Strong doubts as to the character of the movement became manifest on Monday, the 2nd of July. Tuan Chi-jui did not figure in the Imperial official lists. When asked about this, Chang Hsun declared that General Tuan was unimportant, having no troops under his command. But Liang Chi-chao had been playing cards with friends at about 2 A.M. on the fateful night, when the news was telephoned to Tientsin. Liang immediately went to General Tuan's residence, where the latter was similarly engaged at cards. General Tuan, who was thoroughly weary of public affairs, was difficult to rouse; he begged to be spared the trouble of thinking of what might be occurring in Peking. More details came in, and it became apparent what a thoroughly one-man affair the movement was. Then Tuan roused himself.

Tuan was at that time actually only a private citizen, without authority or command. But I learned later that Liang Chi-chao had gone to Japanese friends for funds to enlist the military against the Imperial movement, and he got 1,000,000 yen as a loan to himself and General Tuan for this purpose. It was to be treated as a government loan upon restoration of normal conditions.

The two proceeded on Tuesday to Machang, where the Eighth Division had been encamped since the attempt to overawe President Li Yuan-hung. General Tuan, it was stated, felt nervous as to the outcome of his venture, but he called the commanders, declaring that he had always been opposed to a restoration of the monarchy, and that it was now being attempted by a single general. To resist this act he proposed to take command of the republican troops.

General Tuan was at once recognized as commander-in-chief. President Li, on his part, did not yield to the importunities of Chang Hsun. He gave out an absolute denial of the statement that he favoured the restoration. After issuing a mandate that turned over the Presidential powers to the Vice-President and appointed General Tuan Chi-jui Premier and Commander-in-Chief, he took refuge in the Legation Quarter. I sent a personal representative to General Tuan at Tientsin, who declared that he already had complete control of the military situation and could finish Chang Hsun inside of ten days.

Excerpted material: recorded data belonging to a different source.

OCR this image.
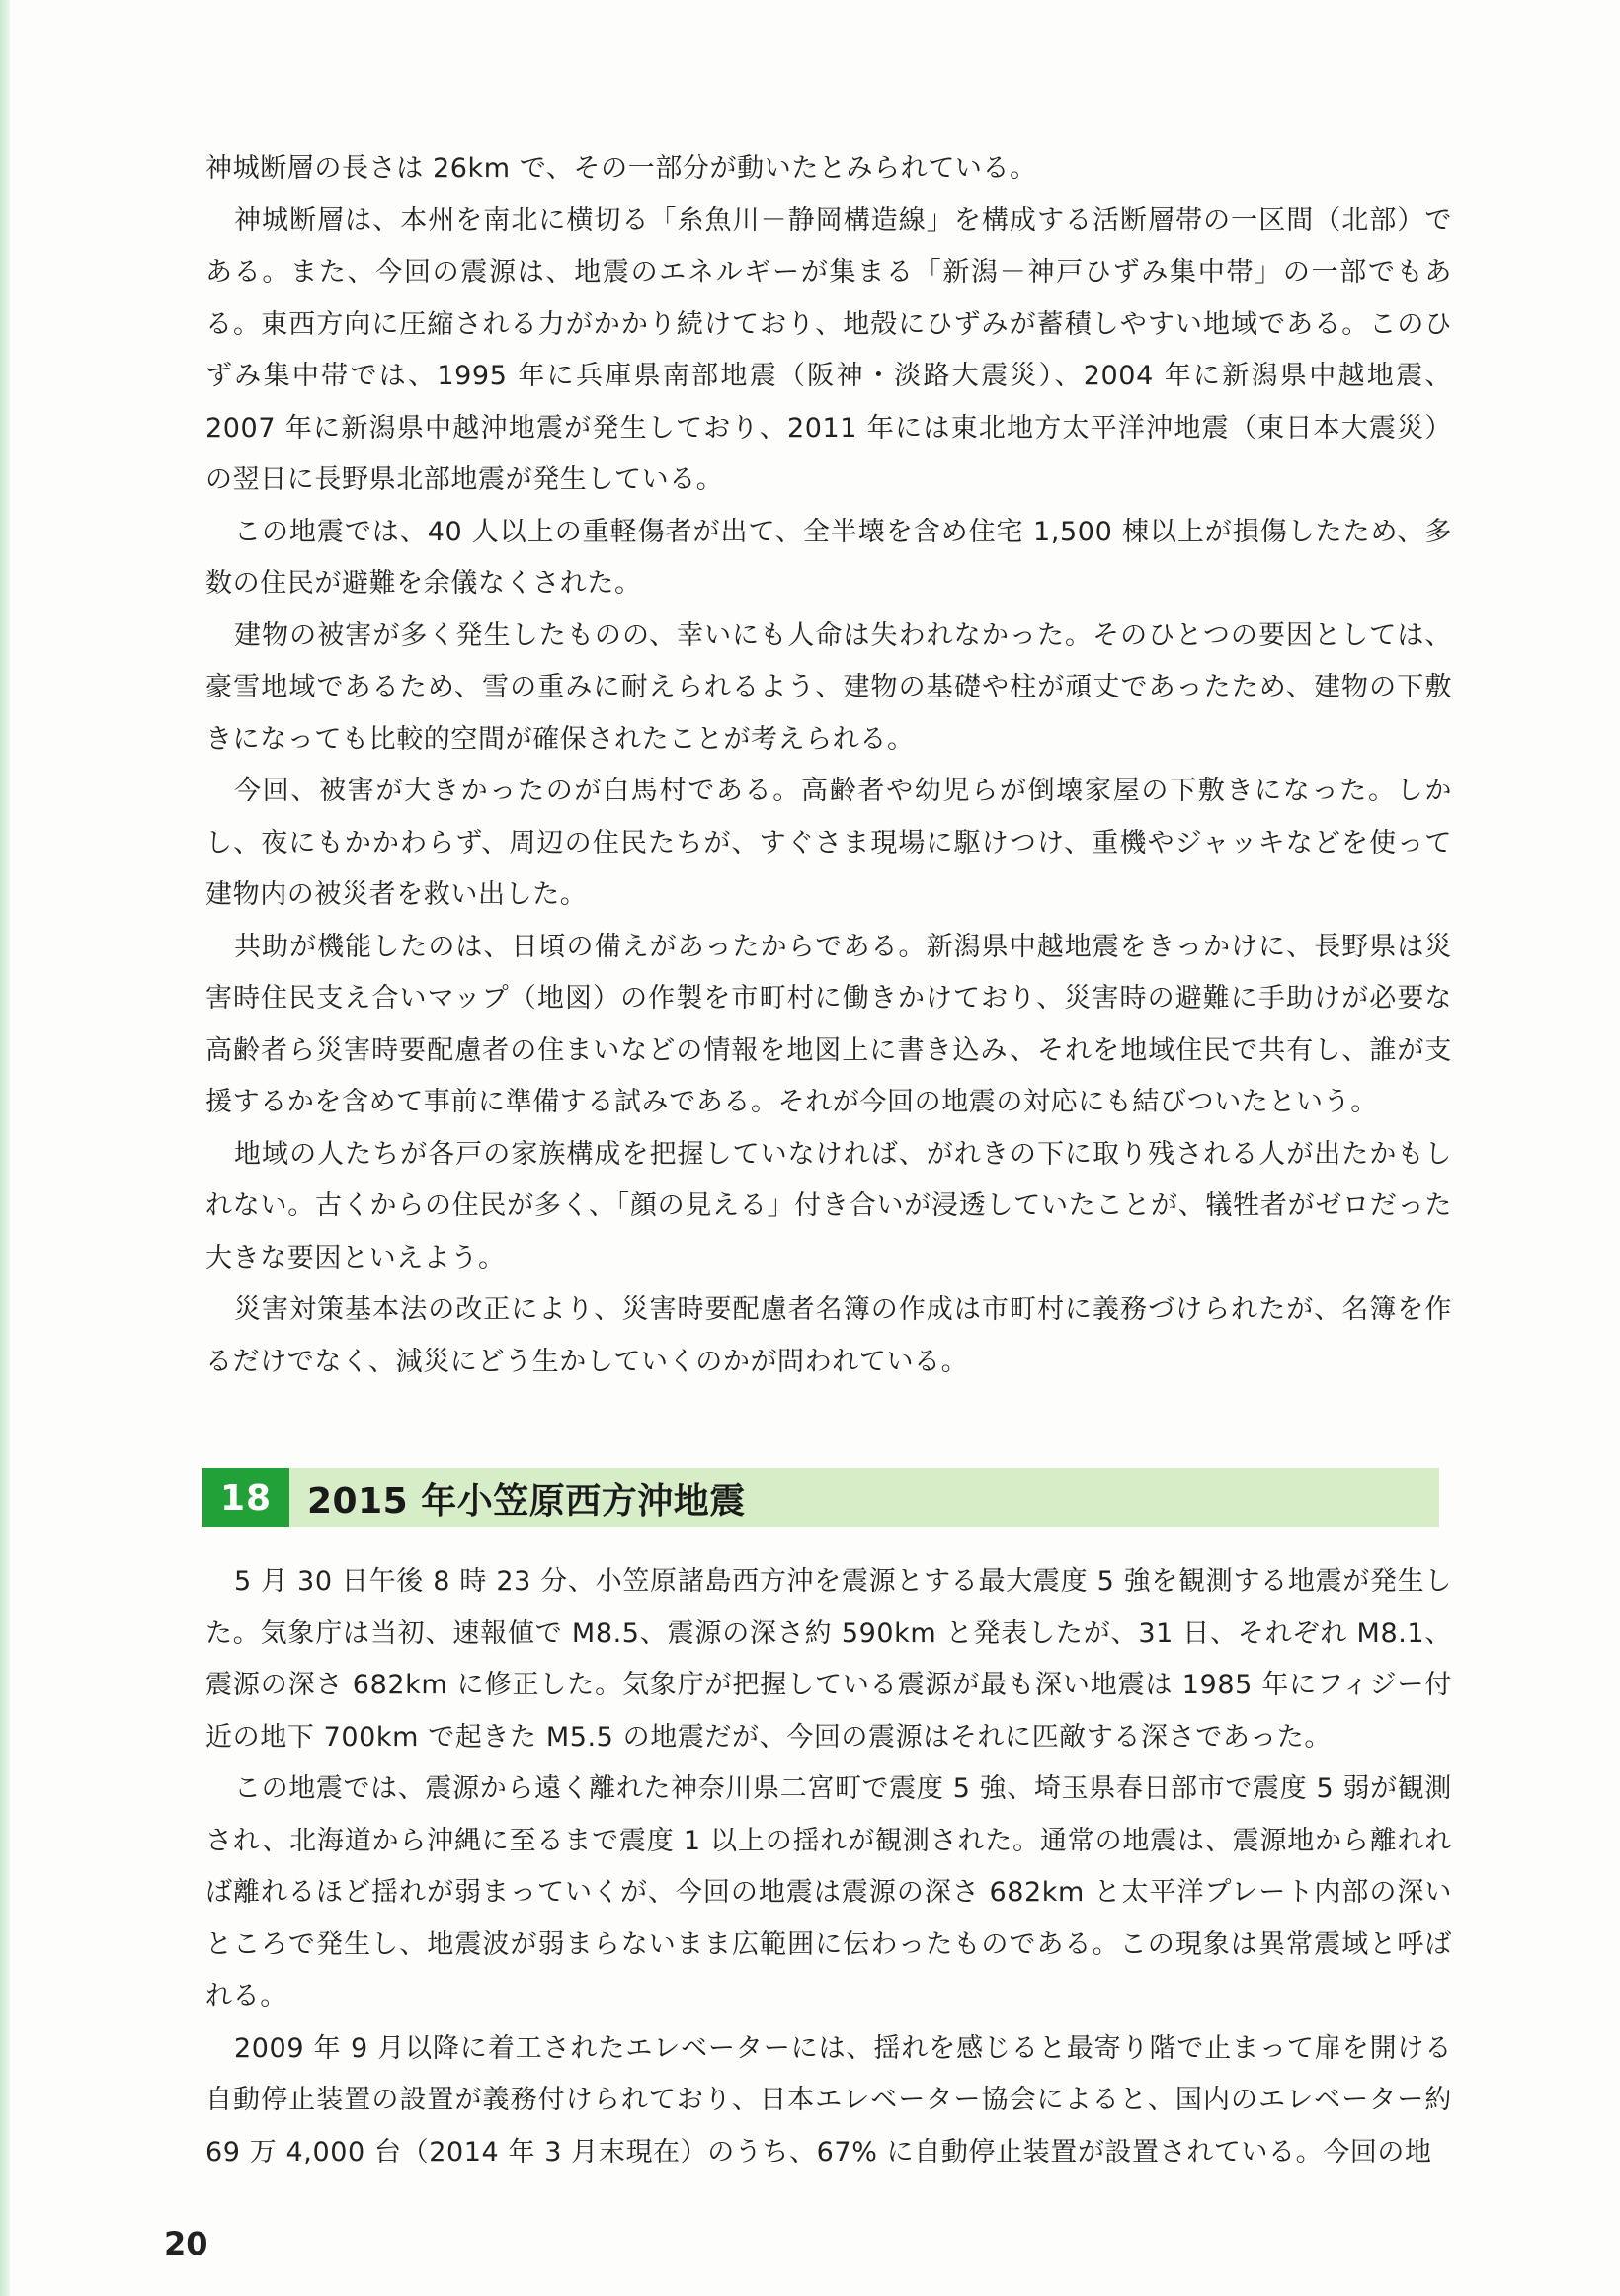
神城断層の長さは 26km で、その一部分が動いたとみられている。

神城断層は、本州を南北に横切る「糸魚川－静岡構造線」を構成する活断層帯の一区間（北部）である。また、今回の震源は、地震のエネルギーが集まる「新潟－神戸ひずみ集中帯」の一部でもある。東西方向に圧縮される力がかかり続けており、地殻にひずみが蓄積しやすい地域である。このひずみ集中帯では、1995 年に兵庫県南部地震（阪神・淡路大震災）、2004 年に新潟県中越地震、2007 年に新潟県中越沖地震が発生しており、2011 年には東北地方太平洋沖地震（東日本大震災）の翌日に長野県北部地震が発生している。

この地震では、40 人以上の重軽傷者が出て、全半壊を含め住宅 1,500 棟以上が損傷したため、多数の住民が避難を余儀なくされた。

建物の被害が多く発生したものの、幸いにも人命は失われなかった。そのひとつの要因としては、豪雪地域であるため、雪の重みに耐えられるよう、建物の基礎や柱が頑丈であったため、建物の下敷きになっても比較的空間が確保されたことが考えられる。

今回、被害が大きかったのが白馬村である。高齢者や幼児らが倒壊家屋の下敷きになった。しかし、夜にもかかわらず、周辺の住民たちが、すぐさま現場に駆けつけ、重機やジャッキなどを使って建物内の被災者を救い出した。

共助が機能したのは、日頃の備えがあったからである。新潟県中越地震をきっかけに、長野県は災害時住民支え合いマップ（地図）の作製を市町村に働きかけており、災害時の避難に手助けが必要な高齢者ら災害時要配慮者の住まいなどの情報を地図上に書き込み、それを地域住民で共有し、誰が支援するかを含めて事前に準備する試みである。それが今回の地震の対応にも結びついたという。

地域の人たちが各戸の家族構成を把握していなければ、がれきの下に取り残される人が出たかもしれない。古くからの住民が多く、「顔の見える」付き合いが浸透していたことが、犠牲者がゼロだった大きな要因といえよう。

災害対策基本法の改正により、災害時要配慮者名簿の作成は市町村に義務づけられたが、名簿を作るだけでなく、減災にどう生かしていくのかが問われている。

18 2015 年小笠原西方沖地震

5 月 30 日午後 8 時 23 分、小笠原諸島西方沖を震源とする最大震度 5 強を観測する地震が発生した。気象庁は当初、速報値で M8.5、震源の深さ約 590km と発表したが、31 日、それぞれ M8.1、震源の深さ 682km に修正した。気象庁が把握している震源が最も深い地震は 1985 年にフィジー付近の地下 700km で起きた M5.5 の地震だが、今回の震源はそれに匹敵する深さであった。

この地震では、震源から遠く離れた神奈川県二宮町で震度 5 強、埼玉県春日部市で震度 5 弱が観測され、北海道から沖縄に至るまで震度 1 以上の揺れが観測された。通常の地震は、震源地から離れれば離れるほど揺れが弱まっていくが、今回の地震は震源の深さ 682km と太平洋プレート内部の深いところで発生し、地震波が弱まらないまま広範囲に伝わったものである。この現象は異常震域と呼ばれる。

2009 年 9 月以降に着工されたエレベーターには、揺れを感じると最寄り階で止まって扉を開ける自動停止装置の設置が義務付けられており、日本エレベーター協会によると、国内のエレベーター約 69 万 4,000 台（2014 年 3 月末現在）のうち、67% に自動停止装置が設置されている。今回の地

20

As hostilities threatened in and around Peking, and as the danger of looting was always present, I discussed the precautions to be taken with several of my colleagues, and agreed with the Japanese minister that we would each bring a company of reinforcements from Tientsin. Meanwhile, the movements of Tuan's troops began. To hinder their advance, Chang Hsun's men broke the railway at a point about one third of the way from Peking to Tientsin.

Certain members of the diplomatic corps urged that we give notice that no fighting should take place on or near the railways. As we had made no objection to the bringing in of Chang Hsun's troops and to their being stationed in Peking and along the railway, I took the position that we were not justified in objecting to the troops of the government to which we were accredited taking necessary action against Chang Hsun. We might, however, insist upon the right of keeping the railway open. This met with approval. On the 5th of July a demand was made upon the belligerent generals that the railway must be kept open, and that at least one train be allowed to pass in each direction every day.

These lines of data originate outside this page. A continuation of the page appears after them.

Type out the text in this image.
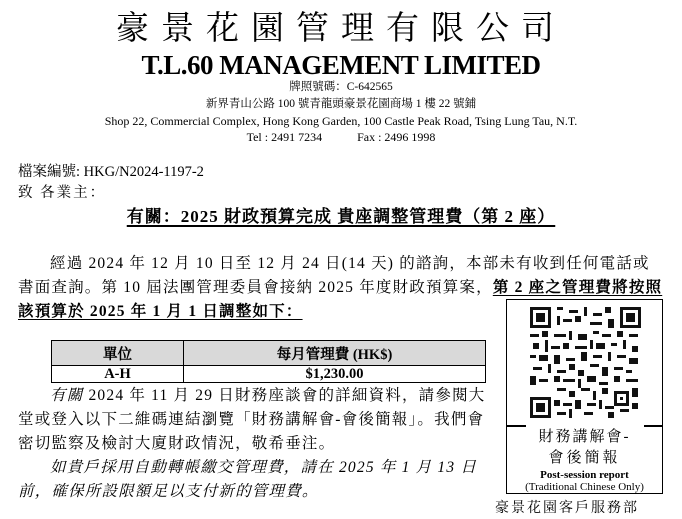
豪景花園管理有限公司
T.L.60 MANAGEMENT LIMITED
牌照號碼：C-642565
新界青山公路 100 號青龍頭豪景花園商場 1 樓 22 號鋪
Shop 22, Commercial Complex, Hong Kong Garden, 100 Castle Peak Road, Tsing Lung Tau, N.T.
Tel : 2491 7234	Fax : 2496 1998
檔案編號: HKG/N2024-1197-2
致 各業主：
有關：2025 財政預算完成 貴座調整管理費（第 2 座）
經過 2024 年 12 月 10 日至 12 月 24 日(14 天) 的諮詢，本部未有收到任何電話或書面查詢。第 10 屆法團管理委員會接納 2025 年度財政預算案，第 2 座之管理費將按照該預算於 2025 年 1 月 1 日調整如下：
單位	每月管理費 (HK$)
A-H	$1,230.00
有關 2024 年 11 月 29 日財務座談會的詳細資料，請參閱大
堂或登入以下二維碼連結瀏覽「財務講解會-會後簡報」。我們會
密切監察及檢討大廈財政情況，敬希垂注。
如貴戶採用自動轉帳繳交管理費，請在 2025 年 1 月 13 日
前，確保所設限額足以支付新的管理費。
財務講解會-
會後簡報
Post-session report
(Traditional Chinese Only)
豪景花園客戶服務部
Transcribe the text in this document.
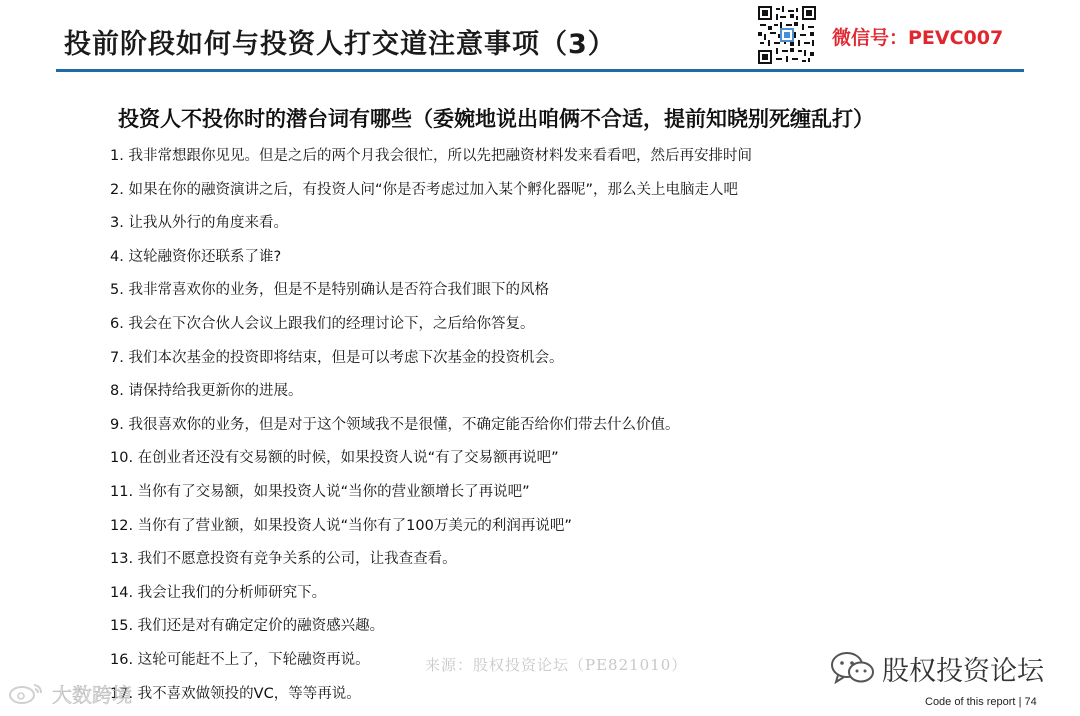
投前阶段如何与投资人打交道注意事项（3）	微信号：PEVC007
投资人不投你时的潜台词有哪些（委婉地说出咱俩不合适，提前知晓别死缠乱打）
1. 我非常想跟你见见。但是之后的两个月我会很忙，所以先把融资材料发来看看吧，然后再安排时间
2. 如果在你的融资演讲之后，有投资人问“你是否考虑过加入某个孵化器呢”，那么关上电脑走人吧
3. 让我从外行的角度来看。
4. 这轮融资你还联系了谁?
5. 我非常喜欢你的业务，但是不是特别确认是否符合我们眼下的风格
6. 我会在下次合伙人会议上跟我们的经理讨论下，之后给你答复。
7. 我们本次基金的投资即将结束，但是可以考虑下次基金的投资机会。
8. 请保持给我更新你的进展。
9. 我很喜欢你的业务，但是对于这个领域我不是很懂，不确定能否给你们带去什么价值。
10. 在创业者还没有交易额的时候，如果投资人说“有了交易额再说吧”
11. 当你有了交易额，如果投资人说“当你的营业额增长了再说吧”
12. 当你有了营业额，如果投资人说“当你有了100万美元的利润再说吧”
13. 我们不愿意投资有竞争关系的公司，让我查查看。
14. 我会让我们的分析师研究下。
15. 我们还是对有确定定价的融资感兴趣。
16. 这轮可能赶不上了，下轮融资再说。
17. 我不喜欢做领投的VC，等等再说。
来源：股权投资论坛（PE821010）	股权投资论坛
Code of this report | 74
大数跨境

The damaged line was reconstructed, and on July 6th, the American infantry arrived in Peking; on the 7th, the first trains travelled between Peking and Tientsin—one train actually passing between the armies during a battle. Fighting went on during these days between the troops of General Tuan, directly commanded by General Tuan Chi-kwei, and Chang Hsun's forces; there was much firing but small loss of life, and the latter's forces were finally driven back toward Peking. The troops of General Tsao Kun also advanced upon Peking from the west.